We have always, since marriage and children, minimized the commercial aspect of the holidays in order to maximize the spiritual. Under our tree this year you will find 7 sparsely filled stockings, 7 simple gifts, and one extravagant gift. We have never given our children any more than three gifts each, and they have never been expensive or unnecessary. One year we gave strictly scriptural gifts; bibles, devotionals, and veggie tales movies and games. This year we are revisiting my favorite Christmas. We each drew a name and will be buying a gift and stocking stuffers for only the person we drew with a $40 total limit. I am deeply saddened by the reactions I get when I tell people this; I have heard everything from "don't you want your kids to have a great Christmas?" to "wow, are you sad they won't be getting a good Christmas this year" and even "why are you robbing your family of Christmas"

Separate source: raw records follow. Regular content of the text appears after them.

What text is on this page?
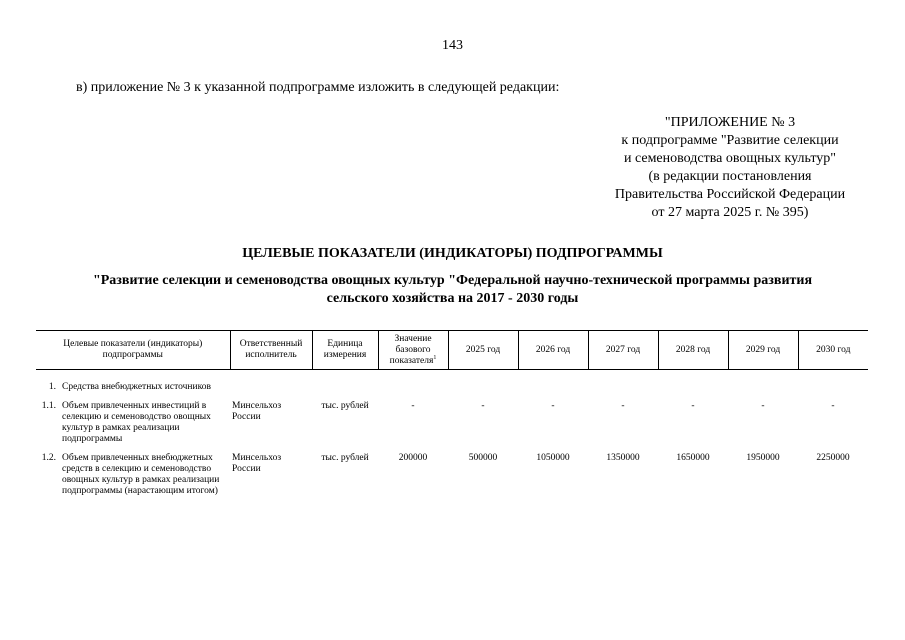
143
в) приложение № 3 к указанной подпрограмме изложить в следующей редакции:
"ПРИЛОЖЕНИЕ № 3
к подпрограмме "Развитие селекции
и семеноводства овощных культур"
(в редакции постановления
Правительства Российской Федерации
от 27 марта 2025 г. № 395)
ЦЕЛЕВЫЕ ПОКАЗАТЕЛИ (ИНДИКАТОРЫ) ПОДПРОГРАММЫ
"Развитие селекции и семеноводства овощных культур "Федеральной научно-технической программы развития сельского хозяйства на 2017 - 2030 годы
Целевые показатели (индикаторы) подпрограммы		Ответственный исполнитель	Единица измерения	Значение базового показателя$^1$	2025 год	2026 год	2027 год	2028 год	2029 год	2030 год

1.	Средства внебюджетных источников									

1.1.	Объем привлеченных инвестиций в селекцию и семеноводство овощных культур в рамках реализации подпрограммы	Минсельхоз России	тыс. рублей	-	-	-	-	-	-	-

1.2.	Объем привлеченных внебюджетных средств в селекцию и семеноводство овощных культур в рамках реализации подпрограммы (нарастающим итогом)	Минсельхоз России	тыс. рублей	200000	500000	1050000	1350000	1650000	1950000	2250000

I can't give my kids a great Christmas, because someone else already has. All I can do is keep their focus where it needs to be. I am positive it is working because my six year old does not have the gimmies, he has even said many times this holiday season that he doesn't like the Christmas season in the world because it is all about presents and things. "Don't they know it is about Jesus, and that is what makes Christams good?" he said one day after watching a Wal-Mart commercial. Tonight he prayed that the whole world would become Christians. I can't think of a better gift to my heart than to hear a child more concerned with the hearts of the lost than the toys he wants this time of year. What is funny is that he drew my name and without even realizing it gave me my gift tonight with his prayers.

Among our 7 gifts under the tree you will find the most extravagant gift the world has ever known, or at least a reminder of it. A simple lowly manger, where the King of Kings took His first nap; a cross where the Lord of all the nations died to free us all from our sins; and an empty box to remind us of the empty tomb He walked out of when He conquered death.

The only thing I could ever want for Christmas is to know that my children are on the right path, tonight I was given that gift. I love Christmas!!!!!!!!!!!

And an angel of the Lord suddenly stood before them, and the glory of the Lord shone around them; and they were terribly frightened. And the angel said to them, "Do not be afraid; for I bring you good tidings of great joywhich shall be for all the people; today in the city of David there has been born for you a Savior who is Christ the Lord."